Funny how both can coincide, in one piece about San Francisco Bayside.  About an elevator used for a train, that seems to accumulate a lot of pee stains. And now they will employee a house person, for a steel box to stop urine immersion. Now this isn’t a wine train in Sonoma. This is BART with riders like Pamplona. Running away from the bulls in the streets.
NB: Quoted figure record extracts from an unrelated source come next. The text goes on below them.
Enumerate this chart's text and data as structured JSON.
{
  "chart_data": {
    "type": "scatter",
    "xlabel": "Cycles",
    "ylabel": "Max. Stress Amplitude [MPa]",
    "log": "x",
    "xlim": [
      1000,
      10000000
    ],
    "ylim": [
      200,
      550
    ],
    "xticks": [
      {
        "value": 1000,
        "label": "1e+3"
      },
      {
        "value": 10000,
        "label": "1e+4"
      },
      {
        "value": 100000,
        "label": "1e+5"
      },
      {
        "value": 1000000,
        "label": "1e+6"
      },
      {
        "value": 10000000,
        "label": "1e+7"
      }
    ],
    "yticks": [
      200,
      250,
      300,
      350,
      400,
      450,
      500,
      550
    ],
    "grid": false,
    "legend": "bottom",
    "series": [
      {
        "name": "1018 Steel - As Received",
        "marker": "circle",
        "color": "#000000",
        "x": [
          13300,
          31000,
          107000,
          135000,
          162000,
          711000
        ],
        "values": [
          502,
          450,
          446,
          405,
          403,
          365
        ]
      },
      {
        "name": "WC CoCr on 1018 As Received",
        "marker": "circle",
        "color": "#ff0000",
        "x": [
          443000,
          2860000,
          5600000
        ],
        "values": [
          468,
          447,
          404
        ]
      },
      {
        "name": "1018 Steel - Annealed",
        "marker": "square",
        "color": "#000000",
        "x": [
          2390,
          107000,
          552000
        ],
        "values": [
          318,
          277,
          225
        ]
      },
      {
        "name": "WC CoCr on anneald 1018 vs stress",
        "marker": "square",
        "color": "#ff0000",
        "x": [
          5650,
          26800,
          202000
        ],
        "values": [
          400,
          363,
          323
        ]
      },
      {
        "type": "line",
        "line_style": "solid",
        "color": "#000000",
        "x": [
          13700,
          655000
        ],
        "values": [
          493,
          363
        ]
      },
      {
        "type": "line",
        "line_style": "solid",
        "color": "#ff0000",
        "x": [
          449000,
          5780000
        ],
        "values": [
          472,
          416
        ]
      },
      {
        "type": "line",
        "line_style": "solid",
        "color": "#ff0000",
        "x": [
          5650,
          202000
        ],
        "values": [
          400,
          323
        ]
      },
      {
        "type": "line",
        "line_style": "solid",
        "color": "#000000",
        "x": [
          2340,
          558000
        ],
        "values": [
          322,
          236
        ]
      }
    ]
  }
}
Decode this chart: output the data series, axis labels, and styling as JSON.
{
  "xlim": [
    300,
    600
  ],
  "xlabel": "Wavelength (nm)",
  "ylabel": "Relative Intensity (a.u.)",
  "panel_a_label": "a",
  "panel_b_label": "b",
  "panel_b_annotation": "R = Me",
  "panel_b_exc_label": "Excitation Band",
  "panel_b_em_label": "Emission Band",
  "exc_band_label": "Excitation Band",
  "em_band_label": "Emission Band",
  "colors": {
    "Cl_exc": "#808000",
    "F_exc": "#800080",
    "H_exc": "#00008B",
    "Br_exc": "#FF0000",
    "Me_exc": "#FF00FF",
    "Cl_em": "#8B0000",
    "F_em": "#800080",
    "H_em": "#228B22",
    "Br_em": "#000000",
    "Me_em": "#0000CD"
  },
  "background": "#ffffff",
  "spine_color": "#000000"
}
Now BART has people to clean up the shit.

That people don’t know what to do with before getting on a train to head due north or maybe a trip to the East Bay. While the house people are in charge to feng shue. A steel box to carry passengers, to their moving wheels or transfers.

Now house people in the elevator rules, stop people from wanting to refuse.  To use a bathroom with a urinal. Instead of an elevator to the second floor. And when you’re in the Embarcadero, refuse to poo in the elevator.

Cause this has become a rampant problem. Crapping in places where people should be calm. Right before a train derails. Or the destination time is late without fail. At least thats what I remember when riding the BART. Its like being stuck in a 30 minute fart.

But here in South Florida, BART would be king. You could actually go places other when your not AMTRAK-ing. But here we just ride a bus, cause the people we elected are stupid mother whoops!

Anyway to the Bay where my heart will stay even where the people piss causes dismay. Enough to employ a house person, for a steel box to stop urine immersion.

U-Turn

It’s a u-turn. It’s a horseshoe. It’s an unnatural road move. I see it, being maneuvered at the wrong time by a goober.

Its a symptom of the fast pace. We need solace in our happy place.  But when did that include u-turns? Moving on red light burns.

Crazy town, on the pavement. Makes me want jump on the A train. Except that, I’m in Miami where the rail sucks and I’m being kind.

So back to the funky use of the U-turn. Should this be where u earn, .  A license on a driving test. Don’t leave it up to a guess. Unless you want to be walkin. Instead of flippin off another car and…..

Getting on with a fist fight cause you didn’t observe that red light. And you flunked that dumb test while all of the idiots are on the road, yes.